Irrespective of the underlying mechanism, present results clearly indicate that sperm pre-fertilization thermal environment mediates transgenerational effects for offspring phenotype and performance. This is important as transgenerationally mediated effects of sperm environmental variation can have many important ecological implications, but currently represent a largely unexplored source of variation in offspring phenotypes (Marshall, 2015). Importantly, sperm-mediated transgenerational effects may constitute particularly important mechanisms in determining the adaptation potential of species to climate change (Guillaume et al., 2016). However, the adaptive value of such effects (and TGP in general) has remained unclear, since the impact of these effects for offspring fitness are not always positive (Day and Bonduriansky, 2011; Uller et al., 2013). Sperm environmental plasticity may represent adaptive response, especially in situations where parents (or males) can anticipate the environmental conditions of their offspring, but it may be less common when environmental conditions vary unpredictably (Burgess and Marshall, 2014). Accordingly, sperm environmental plasticity may not be adaptive when environmental conditions show rapid fluctuations (Guillaume et al., 2016, see also Salinas and Munch, 2012, for similar results). In the present study, the duration of sperm thermal treatments was only 15 h, which, along with the above-mentioned findings, may at least partly explain why warmer sperm pre-incubation conditions decreased offspring post-hatching size (i.e. embryonic development rate) and swimming performance. Therefore, our findings indicate that short-term temperature spikes just prior to spawning may have negative impact on offspring fitness in whitefish and, potentially, in many other cold-adapted species. This is important as in the future, sudden temperature alterations are expected to be more common (Thompson et al., 2013).
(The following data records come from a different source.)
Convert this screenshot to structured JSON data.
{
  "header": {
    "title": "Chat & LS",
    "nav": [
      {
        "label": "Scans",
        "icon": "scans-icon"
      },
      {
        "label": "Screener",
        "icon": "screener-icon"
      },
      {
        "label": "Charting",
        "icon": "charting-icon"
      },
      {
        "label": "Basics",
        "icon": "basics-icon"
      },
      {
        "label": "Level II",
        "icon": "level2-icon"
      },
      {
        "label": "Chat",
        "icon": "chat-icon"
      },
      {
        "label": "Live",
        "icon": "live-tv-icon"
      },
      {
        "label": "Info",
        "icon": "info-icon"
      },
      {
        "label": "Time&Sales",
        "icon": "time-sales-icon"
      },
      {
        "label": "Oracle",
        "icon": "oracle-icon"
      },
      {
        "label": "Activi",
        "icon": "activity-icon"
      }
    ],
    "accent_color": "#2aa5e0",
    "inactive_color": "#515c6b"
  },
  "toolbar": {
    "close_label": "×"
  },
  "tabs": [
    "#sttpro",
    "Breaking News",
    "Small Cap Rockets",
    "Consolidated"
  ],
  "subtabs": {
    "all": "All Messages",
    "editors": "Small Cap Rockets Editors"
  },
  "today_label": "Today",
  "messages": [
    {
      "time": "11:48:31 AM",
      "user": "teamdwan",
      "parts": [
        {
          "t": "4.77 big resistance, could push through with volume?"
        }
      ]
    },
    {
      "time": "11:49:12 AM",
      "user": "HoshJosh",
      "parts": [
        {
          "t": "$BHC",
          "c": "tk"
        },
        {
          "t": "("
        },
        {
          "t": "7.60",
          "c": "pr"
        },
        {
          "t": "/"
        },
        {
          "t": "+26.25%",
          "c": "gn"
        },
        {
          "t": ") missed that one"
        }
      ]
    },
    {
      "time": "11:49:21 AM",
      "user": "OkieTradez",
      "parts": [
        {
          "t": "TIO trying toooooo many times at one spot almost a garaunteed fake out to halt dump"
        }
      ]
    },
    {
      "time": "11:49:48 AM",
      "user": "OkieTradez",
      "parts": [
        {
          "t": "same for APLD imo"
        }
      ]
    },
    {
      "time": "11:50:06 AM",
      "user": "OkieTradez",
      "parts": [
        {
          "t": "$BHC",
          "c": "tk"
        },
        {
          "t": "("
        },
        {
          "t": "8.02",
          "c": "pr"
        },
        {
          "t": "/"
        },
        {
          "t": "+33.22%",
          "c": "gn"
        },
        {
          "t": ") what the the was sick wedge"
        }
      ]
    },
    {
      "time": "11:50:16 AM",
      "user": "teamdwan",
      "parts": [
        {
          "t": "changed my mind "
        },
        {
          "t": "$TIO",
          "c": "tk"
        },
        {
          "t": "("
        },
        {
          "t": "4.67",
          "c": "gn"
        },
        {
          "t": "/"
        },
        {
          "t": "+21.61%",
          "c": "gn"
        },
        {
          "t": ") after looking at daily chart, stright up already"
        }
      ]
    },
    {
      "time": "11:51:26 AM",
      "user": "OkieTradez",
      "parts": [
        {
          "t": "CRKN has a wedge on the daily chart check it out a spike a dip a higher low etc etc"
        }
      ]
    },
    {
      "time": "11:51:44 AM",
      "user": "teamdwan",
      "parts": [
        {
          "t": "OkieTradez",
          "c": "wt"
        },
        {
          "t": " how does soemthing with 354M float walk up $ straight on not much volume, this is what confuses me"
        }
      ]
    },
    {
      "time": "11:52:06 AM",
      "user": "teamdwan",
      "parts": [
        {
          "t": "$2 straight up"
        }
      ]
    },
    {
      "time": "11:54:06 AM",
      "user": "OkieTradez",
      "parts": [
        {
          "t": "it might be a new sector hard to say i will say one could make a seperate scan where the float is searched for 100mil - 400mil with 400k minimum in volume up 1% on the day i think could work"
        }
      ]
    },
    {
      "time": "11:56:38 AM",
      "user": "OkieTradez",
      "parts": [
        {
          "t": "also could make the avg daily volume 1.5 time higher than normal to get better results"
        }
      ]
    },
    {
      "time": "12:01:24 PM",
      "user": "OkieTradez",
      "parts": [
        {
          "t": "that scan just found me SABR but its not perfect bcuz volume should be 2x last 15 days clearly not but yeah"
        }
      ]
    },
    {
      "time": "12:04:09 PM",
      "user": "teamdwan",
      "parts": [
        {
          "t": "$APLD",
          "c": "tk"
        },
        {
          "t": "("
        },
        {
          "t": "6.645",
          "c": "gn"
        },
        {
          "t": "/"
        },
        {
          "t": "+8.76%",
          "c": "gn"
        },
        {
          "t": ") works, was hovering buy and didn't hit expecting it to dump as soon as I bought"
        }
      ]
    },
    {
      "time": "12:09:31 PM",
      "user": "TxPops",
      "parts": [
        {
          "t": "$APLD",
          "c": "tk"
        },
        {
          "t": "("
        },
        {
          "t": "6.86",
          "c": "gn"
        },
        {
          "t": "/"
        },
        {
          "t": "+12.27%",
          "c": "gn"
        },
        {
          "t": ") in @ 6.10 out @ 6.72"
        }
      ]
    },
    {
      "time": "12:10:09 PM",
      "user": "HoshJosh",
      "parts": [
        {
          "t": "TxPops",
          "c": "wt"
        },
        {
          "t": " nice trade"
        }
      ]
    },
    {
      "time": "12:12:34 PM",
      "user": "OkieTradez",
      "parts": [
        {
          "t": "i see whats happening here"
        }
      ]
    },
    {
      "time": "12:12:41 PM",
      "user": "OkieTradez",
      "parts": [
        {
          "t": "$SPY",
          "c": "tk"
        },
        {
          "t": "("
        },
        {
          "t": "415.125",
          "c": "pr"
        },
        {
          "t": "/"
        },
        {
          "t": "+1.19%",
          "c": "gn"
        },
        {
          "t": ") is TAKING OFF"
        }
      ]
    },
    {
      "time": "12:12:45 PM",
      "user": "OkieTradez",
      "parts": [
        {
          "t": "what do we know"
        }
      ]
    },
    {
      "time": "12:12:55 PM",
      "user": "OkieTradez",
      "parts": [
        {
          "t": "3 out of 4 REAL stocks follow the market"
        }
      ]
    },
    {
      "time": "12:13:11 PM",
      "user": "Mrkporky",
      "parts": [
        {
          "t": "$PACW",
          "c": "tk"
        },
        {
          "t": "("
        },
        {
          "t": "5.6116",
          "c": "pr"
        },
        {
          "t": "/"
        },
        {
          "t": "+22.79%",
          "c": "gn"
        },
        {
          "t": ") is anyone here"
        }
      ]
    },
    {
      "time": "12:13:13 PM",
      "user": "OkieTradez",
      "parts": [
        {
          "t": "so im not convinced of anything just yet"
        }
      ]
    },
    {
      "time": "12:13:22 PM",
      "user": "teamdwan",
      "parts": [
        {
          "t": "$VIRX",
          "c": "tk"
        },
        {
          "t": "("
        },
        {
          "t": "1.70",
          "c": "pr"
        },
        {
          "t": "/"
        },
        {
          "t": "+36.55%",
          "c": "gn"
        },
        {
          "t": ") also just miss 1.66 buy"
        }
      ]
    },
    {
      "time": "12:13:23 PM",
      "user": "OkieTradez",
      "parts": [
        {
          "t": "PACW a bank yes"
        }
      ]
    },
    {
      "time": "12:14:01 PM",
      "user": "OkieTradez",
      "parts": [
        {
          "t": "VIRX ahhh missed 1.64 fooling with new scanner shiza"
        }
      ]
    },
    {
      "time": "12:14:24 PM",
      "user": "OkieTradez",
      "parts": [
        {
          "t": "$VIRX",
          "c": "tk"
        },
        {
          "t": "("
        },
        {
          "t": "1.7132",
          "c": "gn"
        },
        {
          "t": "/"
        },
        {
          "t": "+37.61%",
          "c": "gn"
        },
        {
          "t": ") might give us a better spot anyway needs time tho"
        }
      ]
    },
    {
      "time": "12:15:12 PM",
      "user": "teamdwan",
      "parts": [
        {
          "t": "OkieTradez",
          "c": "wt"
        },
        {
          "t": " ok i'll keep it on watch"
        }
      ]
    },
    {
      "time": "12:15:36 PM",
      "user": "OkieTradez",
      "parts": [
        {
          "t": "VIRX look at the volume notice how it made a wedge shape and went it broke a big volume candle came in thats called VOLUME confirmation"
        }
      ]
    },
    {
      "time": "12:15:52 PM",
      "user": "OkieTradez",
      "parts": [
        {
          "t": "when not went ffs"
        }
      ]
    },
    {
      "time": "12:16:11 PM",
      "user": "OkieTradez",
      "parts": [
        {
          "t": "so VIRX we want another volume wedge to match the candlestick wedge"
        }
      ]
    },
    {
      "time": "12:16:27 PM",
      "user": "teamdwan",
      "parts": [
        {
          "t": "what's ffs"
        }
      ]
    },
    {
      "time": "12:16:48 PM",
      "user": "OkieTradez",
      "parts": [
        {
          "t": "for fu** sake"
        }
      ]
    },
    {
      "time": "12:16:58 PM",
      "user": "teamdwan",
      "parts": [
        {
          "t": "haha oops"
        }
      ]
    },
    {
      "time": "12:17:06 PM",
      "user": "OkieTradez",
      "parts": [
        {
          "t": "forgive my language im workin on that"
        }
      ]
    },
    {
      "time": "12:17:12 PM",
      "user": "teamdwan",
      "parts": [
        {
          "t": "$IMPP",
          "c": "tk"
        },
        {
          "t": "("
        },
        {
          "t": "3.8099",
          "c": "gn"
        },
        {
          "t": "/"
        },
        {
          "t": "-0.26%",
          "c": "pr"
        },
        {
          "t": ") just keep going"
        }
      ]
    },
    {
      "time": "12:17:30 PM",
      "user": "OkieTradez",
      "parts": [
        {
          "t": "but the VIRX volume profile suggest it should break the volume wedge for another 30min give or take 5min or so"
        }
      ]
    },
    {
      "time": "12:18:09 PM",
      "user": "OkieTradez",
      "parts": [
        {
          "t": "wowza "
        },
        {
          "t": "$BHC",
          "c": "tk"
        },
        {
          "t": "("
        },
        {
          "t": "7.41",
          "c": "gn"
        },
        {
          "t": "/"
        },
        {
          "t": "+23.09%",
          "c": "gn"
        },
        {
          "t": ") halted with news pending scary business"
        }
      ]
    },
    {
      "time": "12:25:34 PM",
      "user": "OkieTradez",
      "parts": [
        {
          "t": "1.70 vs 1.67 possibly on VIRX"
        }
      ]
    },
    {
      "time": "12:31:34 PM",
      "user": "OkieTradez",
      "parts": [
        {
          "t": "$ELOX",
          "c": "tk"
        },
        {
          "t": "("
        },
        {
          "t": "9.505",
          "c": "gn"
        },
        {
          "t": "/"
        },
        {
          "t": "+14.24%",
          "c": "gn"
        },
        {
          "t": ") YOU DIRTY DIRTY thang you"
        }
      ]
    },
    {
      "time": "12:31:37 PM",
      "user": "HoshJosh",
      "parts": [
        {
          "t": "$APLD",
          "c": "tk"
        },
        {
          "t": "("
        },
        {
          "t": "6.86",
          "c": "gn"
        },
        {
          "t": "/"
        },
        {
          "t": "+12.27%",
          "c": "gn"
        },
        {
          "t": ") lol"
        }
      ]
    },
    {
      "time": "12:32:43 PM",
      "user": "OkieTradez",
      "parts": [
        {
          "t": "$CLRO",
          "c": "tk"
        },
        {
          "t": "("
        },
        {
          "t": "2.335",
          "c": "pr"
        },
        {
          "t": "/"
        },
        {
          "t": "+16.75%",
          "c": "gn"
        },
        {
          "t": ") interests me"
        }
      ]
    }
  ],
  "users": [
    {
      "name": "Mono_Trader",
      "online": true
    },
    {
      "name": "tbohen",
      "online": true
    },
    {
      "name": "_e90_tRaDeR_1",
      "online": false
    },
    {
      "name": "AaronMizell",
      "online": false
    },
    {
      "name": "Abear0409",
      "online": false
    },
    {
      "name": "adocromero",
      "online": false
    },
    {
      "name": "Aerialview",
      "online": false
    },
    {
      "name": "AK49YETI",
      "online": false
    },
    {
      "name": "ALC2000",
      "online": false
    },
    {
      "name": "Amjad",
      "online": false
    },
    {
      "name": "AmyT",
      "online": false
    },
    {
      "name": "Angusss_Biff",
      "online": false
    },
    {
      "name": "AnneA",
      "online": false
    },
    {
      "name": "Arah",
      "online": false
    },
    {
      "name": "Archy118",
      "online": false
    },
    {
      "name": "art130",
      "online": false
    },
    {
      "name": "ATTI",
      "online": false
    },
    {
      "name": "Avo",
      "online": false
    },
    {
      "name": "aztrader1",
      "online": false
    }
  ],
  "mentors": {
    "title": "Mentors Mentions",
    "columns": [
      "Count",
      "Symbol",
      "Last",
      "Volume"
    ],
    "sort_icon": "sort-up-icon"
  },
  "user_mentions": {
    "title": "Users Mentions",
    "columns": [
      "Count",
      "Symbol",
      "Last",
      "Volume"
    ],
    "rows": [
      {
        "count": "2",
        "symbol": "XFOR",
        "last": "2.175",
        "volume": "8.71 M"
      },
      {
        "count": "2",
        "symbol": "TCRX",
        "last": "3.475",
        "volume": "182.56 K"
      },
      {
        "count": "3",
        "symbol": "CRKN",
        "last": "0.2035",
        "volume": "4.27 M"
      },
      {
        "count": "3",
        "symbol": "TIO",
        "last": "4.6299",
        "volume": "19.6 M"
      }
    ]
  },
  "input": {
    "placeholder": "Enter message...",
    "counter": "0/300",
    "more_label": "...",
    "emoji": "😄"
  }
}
In conclusion, our results suggest that the sperm pre-fertilization thermal environment modifies embryonic development and swimming performance of the offspring, thus representing an important source of variation in offspring phenotype and fitness. Observed results cannot be explained by male phenotypic manipulation of the sperm or differential maternal investments and are independent of the fertilization environment. Interestingly, we also found no major phenotypic (or viability) differences of sperm between the thermal treatments. Together, our results can have many potentially important ecological implications and can help to understand factors that determine adaptation of organisms to climate change and associated environmental fluctuations. However, further studies are required to determine potential mechanism(s) behind our findings.

We thank the staff of the Tervo Fish Farm (Luke) and Kari Ratilainen for providing whitefish gametes. Laura Forster kindly checked the language of the manuscript.